200 MWh battery stores solar power with CO2
The new CO2 battery system can operate for 25 years without loss of efficiency, helping to save costs for energy storage.
Energy Dome (Italy) company develops CO2 batteries used to store solar energy during the day, when there is excess energy, then generate electricity at night and peak hours, Interesting Engineering on December 1 reported believe. The new battery system will also overcome the performance degradation problem common with lithium-ion batteries.
Energy Dome's new battery system helps to efficiently store solar electricity.
With huge solar farm projects underway, such as the 5,261 hectare Mammoth Solar farm in the US with an investment of $1.5 billion, the world needs effective measures to store renewable energy. create. 'Grid systems around the world need the cheap and efficient storage that comes with renewable energy,' said Claudio Spadacini, CEO of Energy Dome. According to Energy Dome, their new technology will enable wind and solar power generation 24 hours a day.

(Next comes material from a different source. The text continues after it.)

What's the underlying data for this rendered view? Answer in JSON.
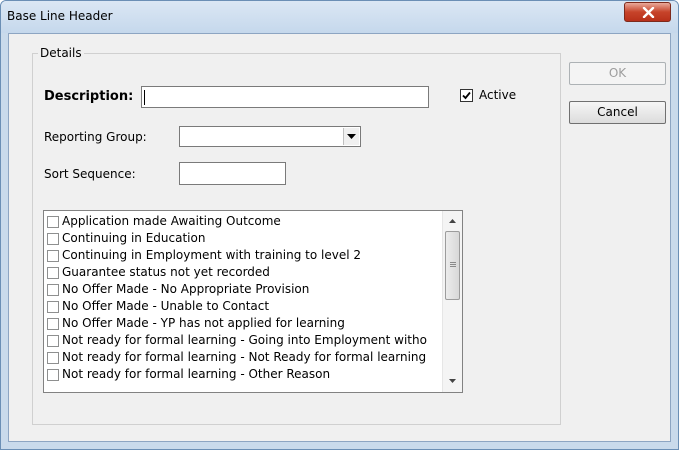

Unlike lithium-ion, which degrades significantly after about 10 years of use, CO2 batteries retain their performance throughout their expected 25-year operating life. This means that the cost to store energy will be about half that of a lithium-ion battery of the same capacity, Energy Dome explains.
Energy Dome's batteries use CO2 in a closed loop, in which CO2 is converted from gas to liquid and back to gas. The dome in the company's name is an inflatable storage tank filled with gaseous CO2.
When charging, the system uses electricity from the grid to operate a machine that sucks CO2 from storage and compresses it, generates heat, and transfers it to a heat energy storage device. The CO2 is then liquefied and stored in tanks at room temperature, completing the charge cycle.
When power is generated, the cycle is reversed. The system evaporates the liquid, recovers heat from the thermal energy storage system, and pushes hot CO2 into the turbine to power the generator.
CO2 batteries have a capacity of about 200 MWh. The system does not emit CO2 at all during the charging and generating cycles. In addition, Energy Dome will need a large amount of CO2 to scale up in the future, so it can use CO2 from carbon capture plants (which suck carbon out of the atmosphere), such as the Direct Gas Capture Facility. (DAC) is under construction in the UK. This both helps the battery system to significantly increase its capacity, and allows the removal of CO2 from the atmosphere.